At last, Gilavir’s weeping ceased. “I am hungry,” he said, his amazement obvious in his voice.

“Good,” said Aragorn. “I will ask the housekeeper to bring you something to eat.”

He carefully propped the pillows behind Gilavir then went to the door and asked for a nourishing broth to be brought.

Gilavir’s eyes were now exploring his surroundings. “The holly is most fair,” he said.

“The winter solstice is tonight,” said Aragorn. “The darkness will soon give way to the light.”

The housekeeper knocked on the door and bustled within, carrying a tray. She was not an Elf, but a widow of one of the Rangers, a hale woman of middle years.

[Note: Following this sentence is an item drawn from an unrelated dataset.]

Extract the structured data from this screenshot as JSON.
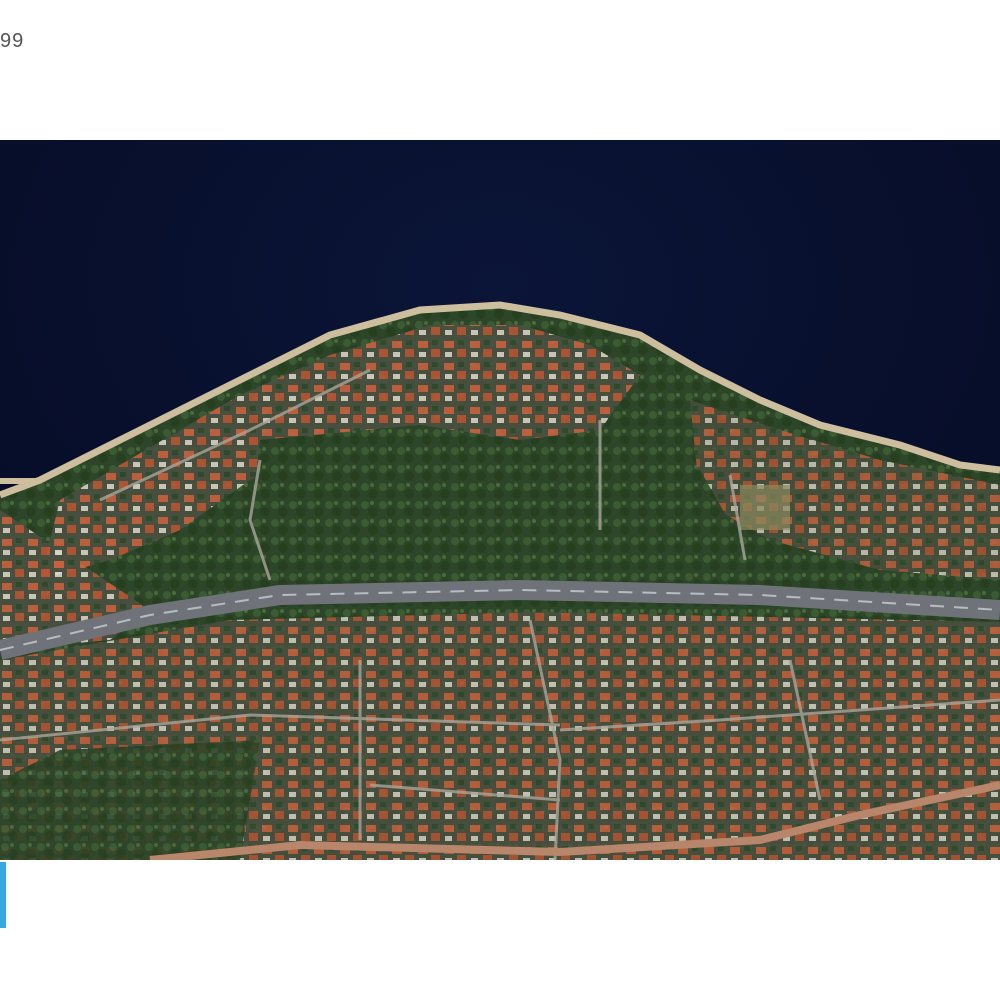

“Aye, but it’s good to see you awake and hungry, lad!” she cried. “I’ve kept some of my best chicken broth on the hob for you, hoping you might want it and here’s some of Master Elrond’s rosehip tea to go with it. It tastes good, though I say so myself! Now eat it all up, lad and you’ll soon be as good as new!”

“Thank you, mistress, I will.”

The housekeeper set the tray on the bedside table, gave Gilavir an encouraging smile then bustled away again.

Aragorn took up a spoon and began to feed the young man. Gilavir’s newfound eagerness to eat reminded him of a baby bird.

Gilavir drained the bowl then looked at Aragorn apologetically. ”I fear I am causing a great deal of trouble,” he said.

“There is no greater joy for a healer than to see his patient on the mend,” said Aragorn. “And though I would not for all the world, have any of my men brought low, it is the moments of echoes and silence, patience and grace, that you truly get to know a man. Such moments cannot be replaced.”

“I will recover and hope to fight at your side again,” said Gilavir.

“I know you will,” said Aragorn. “My heart is full of gladness. Hope, like the holly, is evergreen.”